Previous talks at the SCCS Colloquium

Maximilian Jokel: Evaluating acceleration models and respective stochasticity towards a real-time forecasting model for landslides

SCCS Colloquium |


Landslides are natural hazards that occur in inclined environments, such as alpine or coastal regions. They have historically caused great damages and losses, while in view of climate change, landslide risk is expected to increase. To mitigate the risk to humans and infrastructure in susceptible areas, reliable early warning systems and temporal forecasting techniques are needed.

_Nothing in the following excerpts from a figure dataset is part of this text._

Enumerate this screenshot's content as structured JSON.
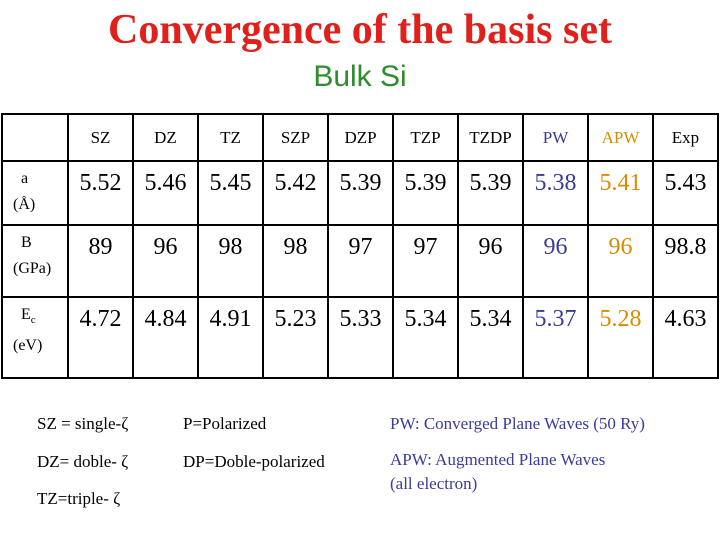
{
  "header": {
    "title": "Convergence of the basis set",
    "subtitle": "Bulk Si"
  },
  "table": {
    "columns": [
      "SZ",
      "DZ",
      "TZ",
      "SZP",
      "DZP",
      "TZP",
      "TZDP",
      "PW",
      "APW",
      "Exp"
    ],
    "rows": [
      {
        "label": "a",
        "unit": "(Å)",
        "values": [
          5.52,
          5.46,
          5.45,
          5.42,
          5.39,
          5.39,
          5.39,
          5.38,
          5.41,
          5.43
        ]
      },
      {
        "label": "B",
        "unit": "(GPa)",
        "values": [
          89,
          96,
          98,
          98,
          97,
          97,
          96,
          96,
          96,
          98.8
        ]
      },
      {
        "label": "E",
        "label_sub": "c",
        "unit": "(eV)",
        "values": [
          4.72,
          4.84,
          4.91,
          5.23,
          5.33,
          5.34,
          5.34,
          5.37,
          5.28,
          4.63
        ]
      }
    ]
  },
  "notes": {
    "left": [
      "SZ = single-ζ",
      "DZ= doble- ζ",
      "TZ=triple- ζ"
    ],
    "middle": [
      "P=Polarized",
      "DP=Doble-polarized"
    ],
    "right": [
      "PW: Converged Plane Waves (50 Ry)",
      "APW: Augmented Plane Waves",
      "(all electron)"
    ]
  }
}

The inverse velocity method by Fukuzono (1985a) represents an empirical approach that models instable slope behavior for deriving failure time estimates. Its linear variant is widely used today and provides the theoretical foundation of recently developed, more comprehensive procedures, such as the prospective failure time forecast model (PFTF) by Leinauer et al. (2022). Its nonlinear variants, that describe slope behavior more accurately, find less usage. Hence, in this thesis, the feasibility of extending PFTF into the realm of nonlinear acceleration models was evaluated with regard to forecasting performance in terms of accuracy and uncertainty.


In the analysis of 32 data sets of 13 historic landslide events, the approach of computing failure time estimates by means of nonlinear regression procedures was deemed feasible, but found more complex and less robust. Nonlinear acceleration models improved forecasting accuracy in cases where inverse velocity exhibits convex trends from the beginning of tertiary creep. Moreover, small variations of up to ±2 days in the forecasting starting points had, in general, marginal effects on overall forecast accuracy. Furthermore, the estimation of best-fitting values of parameter α confirmed that linear acceleration models are indeed a suitable choice for describing slope behavior in tertiary creep. In conclusion, it is not reasonable to apply nonlinear acceleration models in isolation, as the inverse velocity method’s linear variant is simpler and more reliable. Instead, their potential lies in augmenting linear fore- casting procedures in applicable cases to improve overall accuracy and uncertainty quantification.

Master's thesis presentation. Maximilian is advised by Prof. Dr. Hans-Joachim Bungartz and Severin Reiz.